So, when I announced the Bentham Transcription Initiative (which will soon have its own website, we are working on things behind the scenes) I said it was a “highly innovative and novel attempt to aid in the transcription of Bentham’s work”. I firmly believe that: I don’t know of any other large scale transcription attempt of correspondence that is opening things up to crowdsourcing, and our project has a broad remit, producing an open source tool, whilst undertaking user studies on the use of crowdsourcing in cultural heritage application.
But that is not to say that there are not other crowdsourcing projects out there (and I’m sorry if I implied that!). I have had very interesting exchanges with quite a few people, and so I thought I’d draw a few other projects to your attention, if you are interested in community based online cultural heritage projects (and beyond).
- There is huge amateur interest in genealogy, and the Free Births, Marriages and Death (FreeBMD) register have been transcribing the Civil Registration index of births, marriages and deaths for England and Wales, and to provide free Internet access to the transcribed records.

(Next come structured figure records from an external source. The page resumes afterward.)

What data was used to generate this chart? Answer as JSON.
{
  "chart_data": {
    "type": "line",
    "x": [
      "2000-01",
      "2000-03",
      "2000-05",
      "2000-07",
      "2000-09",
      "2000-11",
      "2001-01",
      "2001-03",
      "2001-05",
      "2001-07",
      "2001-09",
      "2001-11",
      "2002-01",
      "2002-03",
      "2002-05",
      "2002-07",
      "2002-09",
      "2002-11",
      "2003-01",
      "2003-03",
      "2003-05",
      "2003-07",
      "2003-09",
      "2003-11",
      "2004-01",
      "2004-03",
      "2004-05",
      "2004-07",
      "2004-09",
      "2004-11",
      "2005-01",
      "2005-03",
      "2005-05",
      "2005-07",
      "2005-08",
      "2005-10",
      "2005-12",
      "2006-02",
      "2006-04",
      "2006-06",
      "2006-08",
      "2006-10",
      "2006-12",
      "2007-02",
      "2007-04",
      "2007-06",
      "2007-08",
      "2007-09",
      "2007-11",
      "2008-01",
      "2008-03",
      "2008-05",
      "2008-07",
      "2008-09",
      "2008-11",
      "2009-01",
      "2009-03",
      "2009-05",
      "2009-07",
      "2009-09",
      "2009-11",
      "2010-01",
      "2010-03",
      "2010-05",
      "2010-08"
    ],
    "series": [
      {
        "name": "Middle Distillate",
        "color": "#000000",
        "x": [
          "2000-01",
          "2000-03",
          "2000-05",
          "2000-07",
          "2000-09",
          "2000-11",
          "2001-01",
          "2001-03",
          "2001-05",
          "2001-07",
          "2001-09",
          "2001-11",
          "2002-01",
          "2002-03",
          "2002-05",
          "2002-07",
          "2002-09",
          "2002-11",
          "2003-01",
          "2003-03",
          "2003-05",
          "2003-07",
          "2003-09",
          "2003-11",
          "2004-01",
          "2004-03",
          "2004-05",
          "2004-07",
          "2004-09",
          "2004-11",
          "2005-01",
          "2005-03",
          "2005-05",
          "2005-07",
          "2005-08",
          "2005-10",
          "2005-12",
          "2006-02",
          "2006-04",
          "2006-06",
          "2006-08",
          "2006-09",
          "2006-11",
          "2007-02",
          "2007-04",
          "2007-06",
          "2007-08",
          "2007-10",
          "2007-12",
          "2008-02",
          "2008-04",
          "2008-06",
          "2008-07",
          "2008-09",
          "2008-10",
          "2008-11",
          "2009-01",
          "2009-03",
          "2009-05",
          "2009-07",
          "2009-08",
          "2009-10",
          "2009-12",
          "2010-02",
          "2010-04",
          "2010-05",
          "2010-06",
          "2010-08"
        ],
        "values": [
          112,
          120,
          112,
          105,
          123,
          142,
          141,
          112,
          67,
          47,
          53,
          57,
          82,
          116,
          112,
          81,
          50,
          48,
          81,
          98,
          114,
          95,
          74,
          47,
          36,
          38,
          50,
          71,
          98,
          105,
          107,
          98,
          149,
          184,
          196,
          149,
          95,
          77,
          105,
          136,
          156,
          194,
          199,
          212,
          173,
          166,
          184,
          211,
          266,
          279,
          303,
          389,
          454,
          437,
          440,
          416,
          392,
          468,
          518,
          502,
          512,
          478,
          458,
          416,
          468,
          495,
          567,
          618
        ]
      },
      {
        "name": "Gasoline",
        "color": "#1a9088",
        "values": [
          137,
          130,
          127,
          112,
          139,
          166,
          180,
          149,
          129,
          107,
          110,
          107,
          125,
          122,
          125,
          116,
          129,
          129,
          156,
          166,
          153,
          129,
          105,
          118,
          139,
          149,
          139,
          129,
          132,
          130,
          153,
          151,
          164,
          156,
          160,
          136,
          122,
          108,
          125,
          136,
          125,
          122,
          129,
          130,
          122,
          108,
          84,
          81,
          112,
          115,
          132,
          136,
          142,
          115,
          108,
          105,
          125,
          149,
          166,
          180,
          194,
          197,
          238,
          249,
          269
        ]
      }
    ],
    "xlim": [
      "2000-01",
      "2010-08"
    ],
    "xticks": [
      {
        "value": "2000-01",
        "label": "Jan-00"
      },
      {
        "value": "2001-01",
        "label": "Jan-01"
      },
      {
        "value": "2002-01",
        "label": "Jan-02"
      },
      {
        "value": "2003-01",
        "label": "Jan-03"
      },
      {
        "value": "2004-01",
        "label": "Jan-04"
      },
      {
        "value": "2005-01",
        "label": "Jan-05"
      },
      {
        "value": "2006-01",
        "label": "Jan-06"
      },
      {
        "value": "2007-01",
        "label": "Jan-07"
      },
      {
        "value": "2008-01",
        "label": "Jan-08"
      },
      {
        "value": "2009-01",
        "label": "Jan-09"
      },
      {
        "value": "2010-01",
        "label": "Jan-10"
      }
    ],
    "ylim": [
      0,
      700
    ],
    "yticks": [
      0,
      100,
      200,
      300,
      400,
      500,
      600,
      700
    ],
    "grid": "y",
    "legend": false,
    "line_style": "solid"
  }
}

- “Small and Special” has been using volunteer effort to create a database relating to the early years of The Hospital for Sick Children at Great Ormond Street, including patient admission records and articles.
- The New Zealand Electronic Text Centre have an interest in transcription of cultural material, and they’ve been doing some very exploratory work in crowd-sourcing transcription.
- The National Library of Australia’s Australian Newspapers is using crowd sourcing to correct the OCR of digitised Australian newspapers and with some contributors correcting hundreds of thousands of lines of text.
- The USGS North American Bird Phenology program encouraged volunteers to submit bird sightings across North America from the 1880s through the 1970s. These cards are now being transcribed into a database for analysis of migratory pattern changes and what they imply about climate change.
Then there is the idea that building an online tool to help transcribing manuscripts is novel. There are a good few things out there, it turns out.
- Ben Brumfield was kind enough to point out his blog, Collaborative Manuscript Transcription, which has both links to projects and tools, as well as considering the types of things one has to keep in mind when designing an online tool for transcribing texts. Ben has also developed his own system, http://beta.fromthepage.com/, software that allows volunteers to transcribe handwritten documents online. We’ll be looking at it closely.
- The MediaWiki ProofreadPage plugin has been developed for many print transcription projects and a few manuscript projects. Current English-language projects using the plugin are listed there (and there are quite a few).
- The BYU Historic Journals Project has developed an online transcription tool. The server seems to be down for maintenance (http://journals.byu.edu/) but there is a video online which demonstrates how they have been using their online tool for both searching and creating information.
- The Worcester Polytechnic Institute Emergent Transcriptions/Transcription Assistant software system has also been pointed out, you can see more at E-Scripts@ WPI and Uscript.org.
- The New Zealand Electronic Text Centre have produced a tool called OpenScribe (Online Volunteer Transcription Service) which is based on a slightly-modified Drupal installation, the source-code for which is hosted in svn on Google Code. They have developed another tool, Remote Writer, which provides a web-based word-processor GUI for someone to easily markup text to xhtml which can then be translated to TEI using stylesheets, and is how they have enabled non-technical contributors to create the content found at sites such as Turbine literary journal and Best New Zealand Poems.
- The SCRATCH (SCRipt Analysis Tools for the Cultural Heritage) project is exploring methods for automated information retrieval and analysis in large collections of scanned handwritten-document images. That’s a slightly difference focus to the rest of the projects named here, but I include it as it may be of interest.
So that’s the round up so far. Richard Davis, the developer from ULCC who is working on the Bentham project with us, has also posted an overview of who he has been chatting to. Once we get the project name, domain name, and website sorted out, we’ll be posting lots of updates about our development of the tool – keeping the project as open as possible, in all kinds of ways.
If you know of any other cultural heritage projects using crowdsourcing, in particular for manuscript material, then please do get in touch. And if you hear about any other online manuscript environments we need to be aware of, drop us a line too! We wont be getting properly stuck into the Bentham Transcription project til RA’s are appointed (closing date for applications March 8th…. ) but it is good to learn what else is out there.
Update: I forgot to mention the “International Amateur Scanning League” which is a crowdsourcing digitisation project to digitise material from the USA’s National Archives and Records Administration. Its a different focus – digitisation rather then transcription – but what a great name! They have a badge, and everything!